Il Telegram di licenziamento
Il New York Times ha pubblicato il link di accesso a Telegram, di cui il governo ucraino si è servito, alle 10,40 di ieri, per annunciare la scelta di esautorare i sei viceministri. La decisione è stata presa collegialmente e diffusa dal blog di Taras Melnychuk, il rappresentante di Zelensky al Parlamento di Kiev. Anche la stampa Usa, pur abituata, negli ultimi tempi, ai ripetuti siluramenti di alti ufficiali, politici e funzionari ucraini, fatica a capire i retroscena di una situazione che si fa sempre più confusa. Il NYT, che per primo ha dato la notizia, titola perplesso che «l’Ucraina non ha fornito alcuna motivazione per l’ultimo riassetto del Ministero della Difesa». Definendo ‘riassetto’ quello che, nel seguito dell’articolo, fa capire essere, invece, una vera e propria epurazione.
Crisi ai vertici ucraini e appuntamento americano
Grosso problemi negli equilibri di potere dentro il governo di Kiev, scrive apertamente il prestigioso quotidiano Usa. Uno dei personaggi bruscamente licenziati, fa notare il NYT, è una delle facce più conosciute dall’opinione pubblica occidentale, quella Hanna Maliar, responsabile della comunicazione, che aggiornava a suo modo tutti i corrispondenti di guerra sugli esiti della controffensiva. Secondo gli analisti, quest’ulteriore mossa di rottura deve essere osservata con attenzione, perché avviene, quasi a orologeria, in concomitanza col viaggio che Zelensky sta facendo negli Stati Uniti, dove dovrà parlare all’Assemblea dell’Onu, ma soprattutto dove incontrerà Biden e i leader del Congresso.
Ancora soldi per arrivare dove?
A loro il Presidente dell’Ucraina chiederà, prima di tutto, altri miliardi di dollari, in armi, munizioni e risorse, per continuare la lotta. E proprio questo può essere lo snodo, che spiega molti aspetti del repulisti in atto a Kiev. Un sondaggio CNN ha chiarito che la maggioranza degli americani non è favorevole a continuare l’erogazione di aiuti verso l’Ucraina, con il ritmo di prima. Più della metà del Partito Repubblicano e già schierata contro, mentre qualche scricchiolio si comincia ad avvertire anche fra i Democratici. Le accuse? Una valanga di soldi (137 miliardi di dollari) spesi finora senza grandi riscontri pratici. E poi, c’è il sospetto, che si allarga a macchia d’olio, che parte di questi soldi possa finire nelle tasche sbagliate. Corruzione, insomma.

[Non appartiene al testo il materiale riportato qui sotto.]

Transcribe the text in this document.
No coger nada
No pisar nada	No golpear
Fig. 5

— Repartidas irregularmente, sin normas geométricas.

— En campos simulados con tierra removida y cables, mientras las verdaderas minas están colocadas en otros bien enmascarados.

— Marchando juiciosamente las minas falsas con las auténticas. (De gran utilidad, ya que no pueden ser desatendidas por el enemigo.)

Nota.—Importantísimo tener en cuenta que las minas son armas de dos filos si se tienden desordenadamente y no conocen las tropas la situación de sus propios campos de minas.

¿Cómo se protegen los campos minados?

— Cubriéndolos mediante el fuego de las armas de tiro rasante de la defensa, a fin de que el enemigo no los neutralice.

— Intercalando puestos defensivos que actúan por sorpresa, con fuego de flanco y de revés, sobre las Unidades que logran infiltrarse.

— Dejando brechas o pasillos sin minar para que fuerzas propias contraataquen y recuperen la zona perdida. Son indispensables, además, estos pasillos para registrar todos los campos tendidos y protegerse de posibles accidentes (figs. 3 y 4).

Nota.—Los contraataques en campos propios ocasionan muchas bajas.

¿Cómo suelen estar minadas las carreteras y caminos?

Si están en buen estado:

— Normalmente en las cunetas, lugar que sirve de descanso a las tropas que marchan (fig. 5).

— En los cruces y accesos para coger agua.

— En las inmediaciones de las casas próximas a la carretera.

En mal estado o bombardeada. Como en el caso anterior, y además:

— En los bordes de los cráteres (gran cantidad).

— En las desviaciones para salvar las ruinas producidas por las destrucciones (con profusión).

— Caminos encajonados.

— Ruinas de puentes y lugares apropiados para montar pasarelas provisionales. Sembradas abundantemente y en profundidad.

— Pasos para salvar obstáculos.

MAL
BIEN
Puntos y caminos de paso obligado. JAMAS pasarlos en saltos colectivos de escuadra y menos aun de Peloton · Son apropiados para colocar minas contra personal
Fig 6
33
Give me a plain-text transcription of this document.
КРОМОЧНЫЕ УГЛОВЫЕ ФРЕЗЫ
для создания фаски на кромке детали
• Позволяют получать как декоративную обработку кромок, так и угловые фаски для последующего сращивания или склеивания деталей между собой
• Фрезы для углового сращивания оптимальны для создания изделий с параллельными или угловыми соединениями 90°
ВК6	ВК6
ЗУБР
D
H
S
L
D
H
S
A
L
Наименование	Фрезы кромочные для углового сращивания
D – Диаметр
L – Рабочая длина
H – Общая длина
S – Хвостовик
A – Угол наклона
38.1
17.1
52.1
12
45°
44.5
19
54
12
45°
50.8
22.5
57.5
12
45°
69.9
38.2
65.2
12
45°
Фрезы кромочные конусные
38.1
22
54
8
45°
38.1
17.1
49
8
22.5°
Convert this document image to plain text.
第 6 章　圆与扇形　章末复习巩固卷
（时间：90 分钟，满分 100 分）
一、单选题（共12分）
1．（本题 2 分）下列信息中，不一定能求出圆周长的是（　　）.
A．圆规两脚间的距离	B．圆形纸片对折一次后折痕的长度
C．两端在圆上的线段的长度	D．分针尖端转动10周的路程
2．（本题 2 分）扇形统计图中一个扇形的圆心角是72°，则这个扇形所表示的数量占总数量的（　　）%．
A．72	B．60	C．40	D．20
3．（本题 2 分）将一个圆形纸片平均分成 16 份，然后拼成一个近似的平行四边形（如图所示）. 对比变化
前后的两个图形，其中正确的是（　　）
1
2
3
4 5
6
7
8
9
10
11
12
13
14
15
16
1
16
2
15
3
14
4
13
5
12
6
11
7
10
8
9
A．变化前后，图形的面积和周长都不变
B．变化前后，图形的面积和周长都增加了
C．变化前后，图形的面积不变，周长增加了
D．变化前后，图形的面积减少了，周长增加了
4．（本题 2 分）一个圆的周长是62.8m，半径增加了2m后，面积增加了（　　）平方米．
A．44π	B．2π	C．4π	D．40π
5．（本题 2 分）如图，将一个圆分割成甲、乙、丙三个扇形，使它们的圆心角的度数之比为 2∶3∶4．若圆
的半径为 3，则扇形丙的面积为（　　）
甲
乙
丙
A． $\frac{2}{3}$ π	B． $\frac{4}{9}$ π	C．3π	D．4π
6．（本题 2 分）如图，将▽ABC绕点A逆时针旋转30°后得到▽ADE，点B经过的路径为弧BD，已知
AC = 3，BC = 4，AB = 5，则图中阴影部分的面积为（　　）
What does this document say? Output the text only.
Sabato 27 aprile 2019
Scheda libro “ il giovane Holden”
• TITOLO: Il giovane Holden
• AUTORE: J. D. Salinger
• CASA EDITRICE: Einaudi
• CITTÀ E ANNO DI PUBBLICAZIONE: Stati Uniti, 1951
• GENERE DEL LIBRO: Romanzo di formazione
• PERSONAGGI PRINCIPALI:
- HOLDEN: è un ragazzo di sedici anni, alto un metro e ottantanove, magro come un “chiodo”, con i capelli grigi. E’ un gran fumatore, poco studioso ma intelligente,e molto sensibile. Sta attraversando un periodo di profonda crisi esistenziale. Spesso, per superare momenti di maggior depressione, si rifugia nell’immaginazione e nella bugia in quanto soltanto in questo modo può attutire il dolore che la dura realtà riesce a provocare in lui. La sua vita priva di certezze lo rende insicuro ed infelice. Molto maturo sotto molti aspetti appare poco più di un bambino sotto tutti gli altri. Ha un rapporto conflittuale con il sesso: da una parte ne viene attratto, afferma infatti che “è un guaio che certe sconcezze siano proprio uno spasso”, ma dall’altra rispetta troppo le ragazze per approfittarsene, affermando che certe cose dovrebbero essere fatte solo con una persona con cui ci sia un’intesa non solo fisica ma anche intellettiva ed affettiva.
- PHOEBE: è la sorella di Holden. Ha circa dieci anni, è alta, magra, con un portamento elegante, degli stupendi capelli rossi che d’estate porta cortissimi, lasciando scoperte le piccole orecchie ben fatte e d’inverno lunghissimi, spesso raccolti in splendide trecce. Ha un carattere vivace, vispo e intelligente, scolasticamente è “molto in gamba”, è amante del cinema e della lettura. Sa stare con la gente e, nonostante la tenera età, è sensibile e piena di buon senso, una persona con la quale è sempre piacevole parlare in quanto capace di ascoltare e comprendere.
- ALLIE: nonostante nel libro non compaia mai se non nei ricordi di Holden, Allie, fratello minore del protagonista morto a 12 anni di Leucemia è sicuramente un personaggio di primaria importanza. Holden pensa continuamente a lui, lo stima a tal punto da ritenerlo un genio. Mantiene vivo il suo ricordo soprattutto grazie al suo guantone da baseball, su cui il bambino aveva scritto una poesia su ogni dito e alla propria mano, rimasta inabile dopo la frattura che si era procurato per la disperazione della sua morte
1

Corruzione oltre il “si dice”
Finora è stato un fiorire di ‘si dice’, ma i servizi di Intelligence Usa certamente qualcosa in più sanno. Non molto tempo fa, per esempio, Zelensky ha dovuto sostituire tutti i capi degli uffici di reclutamento, perché pare si fosse instaurato un mercato di tangenti, per evitare di essere mandati al fronte. Ed ecco come il New York Times descrive l’atmosfera che ha portato al licenziamento dei viceministri: «Il leader ucraino ha cercato di dimostrare che il suo governo sta inasprendo la gestione del Ministero della Difesa, che sovrintende ai miliardi di dollari dell’assistenza militare donati per la guerra. Alcuni critici statunitensi del finanziamento hanno affermato che le segnalazioni di corruzione sono state un motivo per porre limiti più severi agli aiuti militari, e alcuni membri della Nato temono che gli stessi aiuti possano finire per essere deviati dagli scopi previsti».
Dubbi a crescere ma guerra continua
Comunque sia, e nonostante le evidenti spaccature esistenti anche tra i vertici del Pentagono (basti pensare alle caute posizioni espresse dal generale Milley), gli Stati Uniti, in questa fase, stanno ancora esprimendo il massimo degli sforzi politici, finanziari e militari per sostenere l’Ucraina. Zelensky vedrà Biden e gli rinnoverà l’urgenza di ricevere i 24 miliardi di dollari promessi. Oggi, intanto, a Ramstein, in Germania, si riunirà il Gruppo di contatto di tutti i Paesi che sostengono Kiev. Il Segretario alla Difesa americano, Lloyd Austin, chiederà a tutti di alzare l’asticella degli aiuti.
“Ormai, secondo una certa scuola di pensiero dell’Amministrazione Biden, bisogna rischiare il tutto per tutto. Per vincere la guerra in Ucraina. E per vincere le prossime elezioni alla Casa Bianca. Sperando che, a pagare, non sia tutto il resto del pianeta”.